Trailing whitespace drives me batty! The only reason I can come up with for it is sloppiness.


If a system requires thought and care to be used properly then people will inevitably use it improperly. Even skilled, thoughtful people make mistakes or get fatigued and take shortcuts.

It seems to me that using tabs for indentation and spaces for alignment is a fragile technique. It's easy to make a mistake and not even notice. If you don't fix that mistake fast, people start to assume that maybe it's OK to ignore whitespace formatting issues. And so the problem compounds.

I would prefer to use a system that creates a "pit of success" so that even careless people have a hard time doing it wrong. I think sticking to just one whitespace character is better than mixed tabs and spaces, but best of all is using an editor that can automatically format your code.


What I didn't say in my original comment is that I don't actually do this for exactly the reason you describe, and that I think spaces-only is the most robust solution.

That said, all you would need is editors to enforce "any line with spaces before a non-whitespace character must have exactly the same number of tabs as the previous line." Which would not be all that difficult, but currently (afaik) does not exist.


I like how it is in Sublime (2) - it shows whitespace characters on highlight.


That's pretty nice. VSCode has a pretty good option too that shows whitespace except single spaces between non-whitespace characters.


Who aligns like that? It seems to defeat the purpose of putting it on a separate line.

  void someNiceMethod(
  <tab>int myParam...
  );
Hey Presto! You, Joe and Jane all get your preferred size size of tab.

As a bonus, this indentation style works equally well if Jim uses a non-fixedwidth typeface.


Well, as long as everyone always use tabs, that should work out okay. But in practice, of course, it doesn't ever happen that way. Nice thing about a space is that it is always a space, a tab is however many spaces you personally want it to be.


Non-fixed width typeface?

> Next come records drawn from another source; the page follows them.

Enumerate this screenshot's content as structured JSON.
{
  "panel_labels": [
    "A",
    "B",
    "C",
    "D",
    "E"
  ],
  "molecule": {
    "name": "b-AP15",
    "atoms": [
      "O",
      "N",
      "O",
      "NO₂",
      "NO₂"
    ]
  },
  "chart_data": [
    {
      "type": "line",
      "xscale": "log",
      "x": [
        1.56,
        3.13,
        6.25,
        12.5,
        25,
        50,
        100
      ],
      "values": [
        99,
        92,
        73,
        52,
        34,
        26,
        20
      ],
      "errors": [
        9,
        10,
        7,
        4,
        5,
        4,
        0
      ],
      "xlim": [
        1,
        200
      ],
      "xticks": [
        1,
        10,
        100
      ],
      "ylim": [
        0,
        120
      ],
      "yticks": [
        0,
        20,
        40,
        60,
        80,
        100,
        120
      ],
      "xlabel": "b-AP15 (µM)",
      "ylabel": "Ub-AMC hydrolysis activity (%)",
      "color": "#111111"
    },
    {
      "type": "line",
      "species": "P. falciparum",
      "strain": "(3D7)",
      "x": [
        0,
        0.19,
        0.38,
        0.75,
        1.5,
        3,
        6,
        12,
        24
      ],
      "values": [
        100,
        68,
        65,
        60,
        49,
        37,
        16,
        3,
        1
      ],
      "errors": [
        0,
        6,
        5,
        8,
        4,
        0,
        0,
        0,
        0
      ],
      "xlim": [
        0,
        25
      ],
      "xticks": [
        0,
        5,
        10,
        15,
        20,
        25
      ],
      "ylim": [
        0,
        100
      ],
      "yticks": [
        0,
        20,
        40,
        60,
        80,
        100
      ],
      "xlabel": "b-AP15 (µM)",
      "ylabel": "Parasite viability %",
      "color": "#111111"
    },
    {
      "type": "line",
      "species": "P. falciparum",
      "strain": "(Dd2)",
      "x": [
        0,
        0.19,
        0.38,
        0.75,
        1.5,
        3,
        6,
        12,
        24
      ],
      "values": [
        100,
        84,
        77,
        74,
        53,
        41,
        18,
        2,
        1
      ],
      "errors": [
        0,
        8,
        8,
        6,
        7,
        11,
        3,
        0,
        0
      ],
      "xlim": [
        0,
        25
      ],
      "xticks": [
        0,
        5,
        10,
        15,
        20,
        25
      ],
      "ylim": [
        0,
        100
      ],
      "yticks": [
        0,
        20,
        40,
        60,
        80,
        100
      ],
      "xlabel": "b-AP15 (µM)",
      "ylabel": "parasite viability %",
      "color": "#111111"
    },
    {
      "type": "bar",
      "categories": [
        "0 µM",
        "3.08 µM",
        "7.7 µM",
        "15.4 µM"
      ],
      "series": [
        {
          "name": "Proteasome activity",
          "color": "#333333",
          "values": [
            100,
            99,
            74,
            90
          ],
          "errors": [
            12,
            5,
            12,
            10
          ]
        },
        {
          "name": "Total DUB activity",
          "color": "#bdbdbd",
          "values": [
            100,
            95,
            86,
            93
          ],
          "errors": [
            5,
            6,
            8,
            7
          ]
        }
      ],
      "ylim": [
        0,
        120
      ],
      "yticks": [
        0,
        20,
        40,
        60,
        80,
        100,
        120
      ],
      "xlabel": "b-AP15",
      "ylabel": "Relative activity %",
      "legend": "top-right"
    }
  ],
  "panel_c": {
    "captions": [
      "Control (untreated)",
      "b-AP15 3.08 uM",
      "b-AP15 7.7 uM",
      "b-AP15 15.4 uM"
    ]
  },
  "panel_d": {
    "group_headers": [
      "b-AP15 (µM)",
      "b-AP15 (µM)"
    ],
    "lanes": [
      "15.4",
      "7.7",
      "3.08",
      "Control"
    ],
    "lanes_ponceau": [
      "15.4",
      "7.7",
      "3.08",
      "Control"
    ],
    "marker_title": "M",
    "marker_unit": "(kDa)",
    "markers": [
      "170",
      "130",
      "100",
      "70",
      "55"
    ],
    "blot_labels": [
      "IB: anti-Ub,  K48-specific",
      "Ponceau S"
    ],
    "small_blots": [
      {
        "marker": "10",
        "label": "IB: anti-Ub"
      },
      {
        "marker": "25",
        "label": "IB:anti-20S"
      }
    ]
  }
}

That would be grounds for immediate termination.


You'd lose a pretty good employee then:

http://www.stroustrup.com/3rd_notes.pdf

> At first glance, this presentation style will seem ‘‘unnatural’’ to programmers accustomed to seeing code in constant-width fonts. However, proportional-width fonts are generally regarded as better than constant-width fonts for presentation of text. Using a proportional-width font also allows me to present code with fewer illogical line breaks. Furthermore, my experiments show that most people find the new style more readable after a short while

Great book, and I have used proportional fonts occasionally. It's much much better than you might imagine (as long as you are sane and use tabs for indentation). Obviously you can't get "perfect" alignment like you can with fixed-width fonts, but it is certainly nicer to read, so there is a trade-off.


People's opinions on that matter are always very strong and rarely... align (ba dum bump).

All-spaces lets the code look as-intended for everyone, and then their IDEs can let them hit the tab-key and get the look-and-feel they're after. It is the best option that gives the most freedom to everyone whilst also making us all play well together.


Do people actually code with non-monospaced fonts? I've never seen anyone doing that before


When I first started programming I had to share a single terminal with the rest of the school, so I wrote my programs on paper first. I used graph paper so that my handwriting would be monospaced.


> * Joe likes 4-space tabs, I like 2-space tabs, and Jane is old-school with 8-space tabs.

> * Someone calls a meeting and demands we all switch to spaces

They compromise on the average 5 spaces per tab and everybody is dissatisfied.


see, i just think that's why grownups don't do that shit. you've got something that would normally be on one line but it's too long? indent once extra and don't be weird. there's no value in lining it up with the parenthesis.


>All goes well until someone aligns something visually, like so:

I have been programming for most of my life, and I still don't know why people do this. I just don't feel the need to align stuff.